We started our northern work in Jan. of 1959.
We were to transport bulldozers by landing craft probably 35 to 40 miles up the east coast. Someone had the wrong information about our destination and on the first trip we proceeded south around the island and then north on the west side of the island. We came in for a landing right past le-shima island where the Ernie Pyle memorial is. We landed on the west side on a nice beach that turned out to be an R&R location for officers. It was near the present site of Okuma Beach which now looks like a pretty nice place.
Turns out we were on the wrong side of the island and the landing craft had departed and it was evening. The next day the LCU had returned but a storm had moved in and the tide was out so when they tried to land they messed up the props and rudder. They could still operate but with difficulty. When they finally came in and we got loaded the plan was to go around the northern tip and land at Ada. The waves were so high that they were breaking over the front of that flat bottomed craft and a Naval ship was called to escort us as they feared we might lose it.
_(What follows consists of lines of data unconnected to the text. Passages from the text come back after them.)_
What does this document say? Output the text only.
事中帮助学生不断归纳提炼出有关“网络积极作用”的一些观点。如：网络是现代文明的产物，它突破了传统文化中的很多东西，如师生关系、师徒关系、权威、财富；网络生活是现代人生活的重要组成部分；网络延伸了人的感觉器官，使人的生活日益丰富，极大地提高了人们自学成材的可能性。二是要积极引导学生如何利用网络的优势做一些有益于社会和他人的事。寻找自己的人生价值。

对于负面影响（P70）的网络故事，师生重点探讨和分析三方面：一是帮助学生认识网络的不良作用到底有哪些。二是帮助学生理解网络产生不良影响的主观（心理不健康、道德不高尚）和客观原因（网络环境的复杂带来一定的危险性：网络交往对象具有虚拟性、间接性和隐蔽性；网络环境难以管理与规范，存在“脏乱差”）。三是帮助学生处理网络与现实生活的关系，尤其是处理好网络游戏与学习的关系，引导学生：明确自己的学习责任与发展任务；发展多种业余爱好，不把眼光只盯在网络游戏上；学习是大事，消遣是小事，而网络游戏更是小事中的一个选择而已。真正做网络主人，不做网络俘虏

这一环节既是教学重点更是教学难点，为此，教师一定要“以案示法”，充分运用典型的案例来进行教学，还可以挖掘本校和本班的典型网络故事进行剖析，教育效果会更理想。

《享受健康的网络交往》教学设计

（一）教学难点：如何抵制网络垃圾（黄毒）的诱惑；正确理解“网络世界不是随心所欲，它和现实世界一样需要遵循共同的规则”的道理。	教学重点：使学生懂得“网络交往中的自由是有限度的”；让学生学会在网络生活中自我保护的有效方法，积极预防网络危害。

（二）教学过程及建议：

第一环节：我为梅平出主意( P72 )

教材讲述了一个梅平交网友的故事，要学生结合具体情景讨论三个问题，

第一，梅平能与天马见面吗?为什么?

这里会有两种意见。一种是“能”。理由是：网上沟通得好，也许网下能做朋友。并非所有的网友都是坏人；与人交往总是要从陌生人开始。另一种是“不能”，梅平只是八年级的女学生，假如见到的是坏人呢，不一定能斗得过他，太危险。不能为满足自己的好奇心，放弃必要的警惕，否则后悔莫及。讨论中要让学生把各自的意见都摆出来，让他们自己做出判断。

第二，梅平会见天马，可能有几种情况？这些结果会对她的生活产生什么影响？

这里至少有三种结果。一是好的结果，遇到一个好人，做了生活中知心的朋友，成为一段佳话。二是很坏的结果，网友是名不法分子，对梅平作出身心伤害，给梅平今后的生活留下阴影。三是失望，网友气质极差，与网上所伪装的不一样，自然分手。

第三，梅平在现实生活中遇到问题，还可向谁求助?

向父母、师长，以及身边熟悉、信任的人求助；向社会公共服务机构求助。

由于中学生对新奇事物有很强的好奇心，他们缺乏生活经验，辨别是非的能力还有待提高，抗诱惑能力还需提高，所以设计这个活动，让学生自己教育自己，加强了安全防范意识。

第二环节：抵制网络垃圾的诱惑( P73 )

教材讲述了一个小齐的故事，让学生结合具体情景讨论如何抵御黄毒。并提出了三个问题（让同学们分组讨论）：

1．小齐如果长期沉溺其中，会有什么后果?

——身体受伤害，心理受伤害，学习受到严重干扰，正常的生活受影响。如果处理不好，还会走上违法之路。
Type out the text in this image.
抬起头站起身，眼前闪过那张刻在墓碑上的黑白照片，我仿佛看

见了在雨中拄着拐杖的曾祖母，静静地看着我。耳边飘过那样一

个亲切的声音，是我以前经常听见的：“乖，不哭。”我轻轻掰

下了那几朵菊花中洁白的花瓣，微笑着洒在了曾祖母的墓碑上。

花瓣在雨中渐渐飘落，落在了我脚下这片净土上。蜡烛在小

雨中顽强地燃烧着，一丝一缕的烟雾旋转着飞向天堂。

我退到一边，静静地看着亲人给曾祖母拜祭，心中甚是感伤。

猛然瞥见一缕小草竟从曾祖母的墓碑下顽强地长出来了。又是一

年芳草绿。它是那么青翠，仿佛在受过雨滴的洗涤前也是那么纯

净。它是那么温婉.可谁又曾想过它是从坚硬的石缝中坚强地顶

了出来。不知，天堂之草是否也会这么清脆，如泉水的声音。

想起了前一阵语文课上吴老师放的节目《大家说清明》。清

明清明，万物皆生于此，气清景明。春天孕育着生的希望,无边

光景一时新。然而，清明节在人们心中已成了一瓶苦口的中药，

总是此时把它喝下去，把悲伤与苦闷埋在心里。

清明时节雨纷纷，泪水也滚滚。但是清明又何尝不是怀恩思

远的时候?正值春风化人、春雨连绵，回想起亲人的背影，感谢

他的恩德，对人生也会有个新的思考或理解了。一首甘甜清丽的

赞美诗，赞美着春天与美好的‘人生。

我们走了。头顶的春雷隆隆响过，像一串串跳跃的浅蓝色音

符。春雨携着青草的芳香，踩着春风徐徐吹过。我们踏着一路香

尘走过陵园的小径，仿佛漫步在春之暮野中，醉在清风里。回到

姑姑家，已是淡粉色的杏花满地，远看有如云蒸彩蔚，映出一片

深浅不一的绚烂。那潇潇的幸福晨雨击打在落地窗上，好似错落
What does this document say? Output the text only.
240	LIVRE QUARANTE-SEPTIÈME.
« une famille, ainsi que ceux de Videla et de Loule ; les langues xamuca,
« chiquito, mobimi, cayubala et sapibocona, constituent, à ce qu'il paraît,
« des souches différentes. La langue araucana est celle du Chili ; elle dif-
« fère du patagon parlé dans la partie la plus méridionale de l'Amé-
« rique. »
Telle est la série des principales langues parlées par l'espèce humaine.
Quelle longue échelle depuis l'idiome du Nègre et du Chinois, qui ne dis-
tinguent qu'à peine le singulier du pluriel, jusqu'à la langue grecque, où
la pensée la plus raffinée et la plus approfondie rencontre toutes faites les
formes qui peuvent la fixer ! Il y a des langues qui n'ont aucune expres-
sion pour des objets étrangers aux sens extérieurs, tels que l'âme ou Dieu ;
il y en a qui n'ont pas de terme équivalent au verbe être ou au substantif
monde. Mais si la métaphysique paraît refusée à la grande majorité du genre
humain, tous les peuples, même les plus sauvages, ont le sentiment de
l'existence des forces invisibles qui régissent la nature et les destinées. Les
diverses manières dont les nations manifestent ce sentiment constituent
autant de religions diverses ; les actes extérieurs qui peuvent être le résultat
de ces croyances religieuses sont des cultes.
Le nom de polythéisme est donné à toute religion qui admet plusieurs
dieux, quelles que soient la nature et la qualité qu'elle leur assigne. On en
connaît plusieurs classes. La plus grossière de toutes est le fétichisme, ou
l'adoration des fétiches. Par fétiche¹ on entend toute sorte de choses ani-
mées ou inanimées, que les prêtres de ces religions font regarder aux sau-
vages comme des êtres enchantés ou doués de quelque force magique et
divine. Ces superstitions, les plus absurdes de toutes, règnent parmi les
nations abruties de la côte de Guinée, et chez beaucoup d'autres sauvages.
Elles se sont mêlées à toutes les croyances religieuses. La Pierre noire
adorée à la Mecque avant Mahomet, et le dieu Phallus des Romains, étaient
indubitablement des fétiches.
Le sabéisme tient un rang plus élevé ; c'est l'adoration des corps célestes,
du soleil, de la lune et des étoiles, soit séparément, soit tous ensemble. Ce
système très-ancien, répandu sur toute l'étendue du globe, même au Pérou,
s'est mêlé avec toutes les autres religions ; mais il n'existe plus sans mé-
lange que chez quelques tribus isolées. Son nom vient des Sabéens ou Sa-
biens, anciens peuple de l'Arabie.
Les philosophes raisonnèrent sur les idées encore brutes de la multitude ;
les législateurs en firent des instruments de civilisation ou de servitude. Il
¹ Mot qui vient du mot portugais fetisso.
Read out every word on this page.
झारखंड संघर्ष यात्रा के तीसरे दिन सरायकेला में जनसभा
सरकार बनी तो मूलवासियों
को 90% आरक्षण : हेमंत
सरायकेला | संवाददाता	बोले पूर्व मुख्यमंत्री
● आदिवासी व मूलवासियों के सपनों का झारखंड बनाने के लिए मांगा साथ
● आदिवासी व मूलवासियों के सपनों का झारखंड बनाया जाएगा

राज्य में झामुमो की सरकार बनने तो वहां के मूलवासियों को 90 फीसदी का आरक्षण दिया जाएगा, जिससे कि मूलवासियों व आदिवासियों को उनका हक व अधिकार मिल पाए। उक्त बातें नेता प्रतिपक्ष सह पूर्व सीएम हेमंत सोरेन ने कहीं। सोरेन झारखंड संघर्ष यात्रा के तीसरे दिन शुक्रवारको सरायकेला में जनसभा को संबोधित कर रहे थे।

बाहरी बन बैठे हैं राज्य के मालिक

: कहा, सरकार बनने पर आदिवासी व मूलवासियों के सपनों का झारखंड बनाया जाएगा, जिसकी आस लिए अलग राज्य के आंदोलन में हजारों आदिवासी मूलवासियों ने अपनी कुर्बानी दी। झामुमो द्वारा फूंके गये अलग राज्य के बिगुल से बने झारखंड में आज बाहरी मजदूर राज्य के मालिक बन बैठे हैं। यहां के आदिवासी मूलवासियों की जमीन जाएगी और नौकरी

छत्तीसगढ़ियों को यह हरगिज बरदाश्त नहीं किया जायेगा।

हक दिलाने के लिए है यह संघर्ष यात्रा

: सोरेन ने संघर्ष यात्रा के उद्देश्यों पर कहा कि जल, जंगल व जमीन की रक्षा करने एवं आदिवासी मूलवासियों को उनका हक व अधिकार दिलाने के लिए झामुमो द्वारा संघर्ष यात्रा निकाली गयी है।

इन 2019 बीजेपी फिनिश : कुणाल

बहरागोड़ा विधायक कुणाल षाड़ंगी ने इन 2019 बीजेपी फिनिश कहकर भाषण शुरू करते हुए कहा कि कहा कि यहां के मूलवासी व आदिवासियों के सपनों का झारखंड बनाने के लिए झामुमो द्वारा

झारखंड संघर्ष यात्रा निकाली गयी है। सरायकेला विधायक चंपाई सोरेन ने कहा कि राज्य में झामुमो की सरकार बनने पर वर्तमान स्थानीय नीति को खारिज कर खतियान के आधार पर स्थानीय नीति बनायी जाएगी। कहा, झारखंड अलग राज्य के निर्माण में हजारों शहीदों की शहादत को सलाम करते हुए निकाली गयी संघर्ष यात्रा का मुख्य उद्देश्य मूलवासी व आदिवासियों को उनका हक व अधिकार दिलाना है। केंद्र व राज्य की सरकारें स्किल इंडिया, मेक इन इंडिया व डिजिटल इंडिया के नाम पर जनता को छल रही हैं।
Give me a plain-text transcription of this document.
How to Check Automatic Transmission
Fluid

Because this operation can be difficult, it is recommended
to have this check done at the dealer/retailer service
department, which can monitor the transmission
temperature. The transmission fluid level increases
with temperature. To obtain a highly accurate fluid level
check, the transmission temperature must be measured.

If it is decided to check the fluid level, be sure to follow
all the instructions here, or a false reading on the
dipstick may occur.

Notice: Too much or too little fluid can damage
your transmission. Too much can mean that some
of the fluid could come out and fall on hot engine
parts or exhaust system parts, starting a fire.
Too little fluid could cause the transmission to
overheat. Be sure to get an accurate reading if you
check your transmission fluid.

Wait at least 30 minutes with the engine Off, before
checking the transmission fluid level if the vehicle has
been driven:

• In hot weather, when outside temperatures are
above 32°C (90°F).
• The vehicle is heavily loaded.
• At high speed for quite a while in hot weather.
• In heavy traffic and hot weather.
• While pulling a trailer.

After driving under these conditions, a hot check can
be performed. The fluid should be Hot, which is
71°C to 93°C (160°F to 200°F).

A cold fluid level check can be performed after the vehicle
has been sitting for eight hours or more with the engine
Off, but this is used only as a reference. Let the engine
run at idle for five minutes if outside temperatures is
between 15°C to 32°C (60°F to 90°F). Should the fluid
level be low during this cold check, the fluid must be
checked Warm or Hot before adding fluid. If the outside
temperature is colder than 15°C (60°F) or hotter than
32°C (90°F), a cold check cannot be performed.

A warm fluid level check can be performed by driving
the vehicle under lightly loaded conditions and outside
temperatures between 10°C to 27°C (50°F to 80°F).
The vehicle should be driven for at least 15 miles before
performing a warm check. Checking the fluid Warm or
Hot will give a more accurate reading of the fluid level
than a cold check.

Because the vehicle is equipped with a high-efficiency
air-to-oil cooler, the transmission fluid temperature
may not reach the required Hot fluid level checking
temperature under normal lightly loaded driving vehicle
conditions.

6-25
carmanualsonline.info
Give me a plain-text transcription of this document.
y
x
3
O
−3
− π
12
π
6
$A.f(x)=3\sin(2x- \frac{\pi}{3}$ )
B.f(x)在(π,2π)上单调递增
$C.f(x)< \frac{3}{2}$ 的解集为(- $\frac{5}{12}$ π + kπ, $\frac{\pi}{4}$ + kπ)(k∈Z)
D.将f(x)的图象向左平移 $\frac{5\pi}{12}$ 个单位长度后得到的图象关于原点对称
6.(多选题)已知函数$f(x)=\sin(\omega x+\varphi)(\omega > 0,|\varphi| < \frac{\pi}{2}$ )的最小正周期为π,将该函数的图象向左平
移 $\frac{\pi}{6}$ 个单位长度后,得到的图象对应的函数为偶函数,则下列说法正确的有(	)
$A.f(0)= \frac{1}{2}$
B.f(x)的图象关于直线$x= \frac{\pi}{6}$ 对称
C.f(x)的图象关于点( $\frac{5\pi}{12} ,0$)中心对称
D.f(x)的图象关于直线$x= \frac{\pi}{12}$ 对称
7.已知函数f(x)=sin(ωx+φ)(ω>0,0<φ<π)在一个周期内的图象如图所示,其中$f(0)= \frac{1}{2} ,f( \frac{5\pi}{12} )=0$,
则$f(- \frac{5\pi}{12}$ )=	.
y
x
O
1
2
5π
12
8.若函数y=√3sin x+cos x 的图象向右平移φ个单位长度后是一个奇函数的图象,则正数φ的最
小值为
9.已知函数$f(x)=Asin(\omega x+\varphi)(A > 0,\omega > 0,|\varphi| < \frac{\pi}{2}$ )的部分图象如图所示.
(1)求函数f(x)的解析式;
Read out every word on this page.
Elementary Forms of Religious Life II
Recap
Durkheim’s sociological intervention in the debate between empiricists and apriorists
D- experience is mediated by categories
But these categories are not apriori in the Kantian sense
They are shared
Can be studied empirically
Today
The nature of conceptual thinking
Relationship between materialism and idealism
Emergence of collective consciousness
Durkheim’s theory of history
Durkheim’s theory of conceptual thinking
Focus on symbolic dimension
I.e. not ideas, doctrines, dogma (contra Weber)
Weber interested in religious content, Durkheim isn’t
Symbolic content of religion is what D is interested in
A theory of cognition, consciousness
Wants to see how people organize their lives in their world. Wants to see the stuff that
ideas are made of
Finally we got around the northern tip and the craft was so beat that they decided to return to the original port for repairs.
After two weeks we tried again and what was a three day trip before was completed in about four hours.
After we landed we ran the tractors along the side of the river bed until we were able to get out and on the road. These pictures were taken at a later time when we returned to the village to improve the road out of the valley. They only had land access when it was dry. In the Ada Valley picture the road we improved is on the right. When we hit shale while making deeper cuts we were able to use that to line the roads. The soil is reddish clay and extremely slippery when wet. We made our camp inland several miles in the middle of nowhere. Our mission was two-fold. Initially, we made rough roads through the hills that were only negotiable by jeep when it was dry. These were primarily training areas. Then we improved some of the existing roads to give the local people better access to their village.
Initially we only had what we could carry on the bull dozers. We set up the tent and had c-rations and iodine tablets for the creek water.
In a few days some trucks arrived with the labor platoon and material to make tent decks. Eventually we had a mess tent, chapel, several 8 man tents and a water point about two miles away. There were showers there and that is where we could fill our water buffalos (Tank carts) with purified water. In the water point picture fore ground are the shacks where some Okinawa families lived, they did our laundry. Before the material arrived for the tent decks we had torrential rains and even with deep ditches around the tent we were getting flooded. We had our gear piled on one end of our cots and pulled the other ends together so we could sit there and play cards.